Decision : Upheld
Decision date : 28 Apr 2022
The Ombudsman's final decision:
Summary: We uphold Mr X’s complaint, as the Council delayed considering a complaint at stage two of the children’s statutory complaints procedure. The Council has agreed to complete its stage two without further delay and make a payment for the delay so far.
- The complainant, whom I will call Mr X, complained to the Council in March 2021 about children services’ actions and it has yet to reply at stage two of its complaints’ process.
The Ombudsman’s role and powers
- We investigate complaints about ‘maladministration’ and ‘service failure’. In this statement, I have used the word fault to refer to these. We must also consider whether any fault has had an adverse impact on the person making the complaint. I refer to this as ‘injustice’. If there has been fault which has caused an injustice, we may suggest a remedy. (Local Government Act 1974, sections 26(1) and 26A(1), as amended)
- Under our information sharing agreement, we will share the final decision with the Office for Standards in Education, Children's Services and Skills (Ofsted).
How I considered this complaint
- I considered information provided by Mr X and the Council.
- I considered the Ombudsman’s Assessment Code.
- I considered Mr X’s comments on a draft version of this decision.
The statutory complaints’ procedure
- The law sets out a three-stage procedure for councils to follow when looking at complaints about children’s social care services.
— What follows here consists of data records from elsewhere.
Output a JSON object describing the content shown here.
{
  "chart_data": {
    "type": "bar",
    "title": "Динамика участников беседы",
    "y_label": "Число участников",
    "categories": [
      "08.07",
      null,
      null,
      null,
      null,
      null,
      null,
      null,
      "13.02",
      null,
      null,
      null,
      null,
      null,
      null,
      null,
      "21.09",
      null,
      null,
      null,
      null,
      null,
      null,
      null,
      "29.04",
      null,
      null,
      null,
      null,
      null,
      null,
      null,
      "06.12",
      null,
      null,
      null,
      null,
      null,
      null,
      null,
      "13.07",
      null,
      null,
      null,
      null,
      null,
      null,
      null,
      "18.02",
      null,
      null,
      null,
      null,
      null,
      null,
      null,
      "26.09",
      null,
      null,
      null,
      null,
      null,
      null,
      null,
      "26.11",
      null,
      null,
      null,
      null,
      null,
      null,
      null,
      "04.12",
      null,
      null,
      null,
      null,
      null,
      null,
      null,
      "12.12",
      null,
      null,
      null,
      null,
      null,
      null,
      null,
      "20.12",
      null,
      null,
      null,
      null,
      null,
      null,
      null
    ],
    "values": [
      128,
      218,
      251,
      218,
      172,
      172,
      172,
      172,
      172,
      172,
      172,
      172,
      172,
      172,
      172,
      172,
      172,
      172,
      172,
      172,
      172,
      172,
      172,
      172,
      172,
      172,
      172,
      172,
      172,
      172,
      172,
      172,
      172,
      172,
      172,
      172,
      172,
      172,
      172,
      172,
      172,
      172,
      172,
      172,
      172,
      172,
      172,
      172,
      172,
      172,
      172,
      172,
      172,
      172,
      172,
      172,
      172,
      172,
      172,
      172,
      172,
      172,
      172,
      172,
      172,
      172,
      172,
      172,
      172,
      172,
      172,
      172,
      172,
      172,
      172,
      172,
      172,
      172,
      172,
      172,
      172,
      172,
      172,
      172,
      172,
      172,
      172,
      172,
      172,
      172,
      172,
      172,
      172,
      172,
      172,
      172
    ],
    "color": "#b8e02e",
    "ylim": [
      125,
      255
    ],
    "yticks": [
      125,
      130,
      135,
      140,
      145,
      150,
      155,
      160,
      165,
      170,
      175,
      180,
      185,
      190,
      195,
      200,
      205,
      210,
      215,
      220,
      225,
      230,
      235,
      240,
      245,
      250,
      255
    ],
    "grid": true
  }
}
The accompanying statutory guidance, Getting the Best from Complaints, explains councils’ responsibilities in more detail.
- The first stage of the procedure is local resolution. Councils have up to 20 working days to respond.
- If a complainant is not happy with a council’s stage one response, they can ask that it is considered at stage two. At this stage of the procedure, councils appoint an investigator and an independent person who is responsible for overseeing the investigation. Councils have up to 13 weeks to complete stage two of the process from the date of request.
- If a complainant is unhappy with the outcome of the stage two investigation, they can ask for a stage three review by an independent panel. The Council must hold the panel within 30 days of the date of request, and then issue a final response within 20 days of the panel hearing.
- Mr X complained in March 2021 about the children services’ actions. The Council replied in May 2021. Mr X made a detailed written request for his complaint to be escalated to Stage Two of the Children Act statutory complaints’ procedure in June 2021. That stage has still not been completed.
- An investigation is likely to conclude the Council’s delay here is failure to comply with the statutory complaints’ procedure and is fault which has caused Mr X some time and trouble.
- The Council has agreed within 65 working days of this decision to:
- Complete a stage two investigation and write to Mr X to inform him of the outcome, ensuring it provides him appropriate information about his rights under the process.
- Pay him £200 to reflect the delays in the complaints process so far.
- I uphold this complaint with a finding of fault causing an injustice.